Boris Berezowsky gehört zu den großen Meistern des Klaviers. Beim Beethovenfest in Bonn war er an gleich zwei Abenden zu hören: mit Sergej Rachmaninows Drittem Klavierkonzert und mit einem Solo-Programm, dessen genaue Zusammensetzung selbst für die Veranstalter bis zum letzten Moment ein Geheimnis blieb.  

DW: Sie haben vor dem Konzert in Bonn das Programm kurzerhand geändert und das Publikum mit der Mitteilung erheitert, Sie spielen gleich statt dem "komischen Strawinsky" lieber einen "Bartók, der ebenso ganz komisch ist". Nun standen Beethoven, Chopin, Scarlatti, Liszt und eben Bartók auf dem Programm.
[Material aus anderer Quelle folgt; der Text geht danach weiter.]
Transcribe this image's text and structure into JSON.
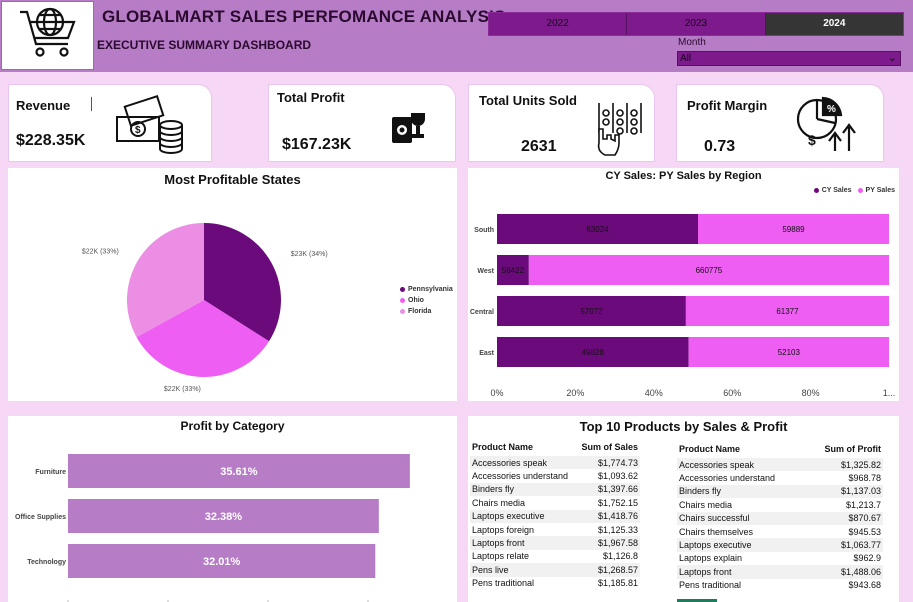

Was ist der rote Faden?

Boris Berezowsky: Die Vielfalt. Ich liebe Vielfalt. Ich mag dagegen keine Programme, die nur einem Komponisten gewidmet sind. Das ist langweilig für die Zuhörer, denke ich. Mein Programm ist eine Mischung aus unterschiedlichen Epochen und Stilen, aus Werken von komplett unterschiedlichen Komponisten. Ich glaube, unsere Zivilisation ist auf einem Niveau, auf dem man sich so etwas erlauben kann.

Wie ist Ihr Verhältnis zu Beethoven?

Es mag wie ein Klischee klingen, aber es ist wahr: Beethoven erschafft Musik aus dem Nichts. Persönlich liebe ich seine unglaubliche, nukleare Energie. Er ist so kraftvoll wie die Sonne.

Für Viele verkörpern Sie die russische Klavier-Tradition. Was bedeutet das für Sie?

Das ist schwer in Worte zu fassen. Vielleicht so: Die russische Klavier-Tradition ist der Wunsch, die ganze Welt zu umarmen.

Sie haben einmal gesagt: "Wenn ich dreimal das gleiche Werk von Chopin spielen würde, dann würde das Publikum dreimal unterschiedliche Musik hören." Liegt das an Ihnen oder an Chopin?

Es liegt an der Mehrstimmigkeit in seiner Musik. Wenn man die Phrase anders aufbaut, klingt die Musik anders, auch wenn man dieselben Noten spielt.

Sie haben über zwei Jahrzehnte in Westeuropa gelebt, sind dann vor zwei Jahren mit ihrer Familie nach Moskau zurückgekehrt. Warum?

Es gibt momentan drei Städte in Europa, in denen es sich lohnt, zu leben: London, Berlin und Moskau. Was das kulturelle Angebot anbelangt, so würde ich Moskau sogar auf den ersten Platz setzen. Der ganz große Vorteil für mich ist auch: Ich bin in Moskau zu Hause, verstehe die Sprache, die Kultur, die Menschen viel besser. Es ist ein Luxus, dort zu leben, wo man auch geboren bist. Diesen Luxus haben nicht alle heute.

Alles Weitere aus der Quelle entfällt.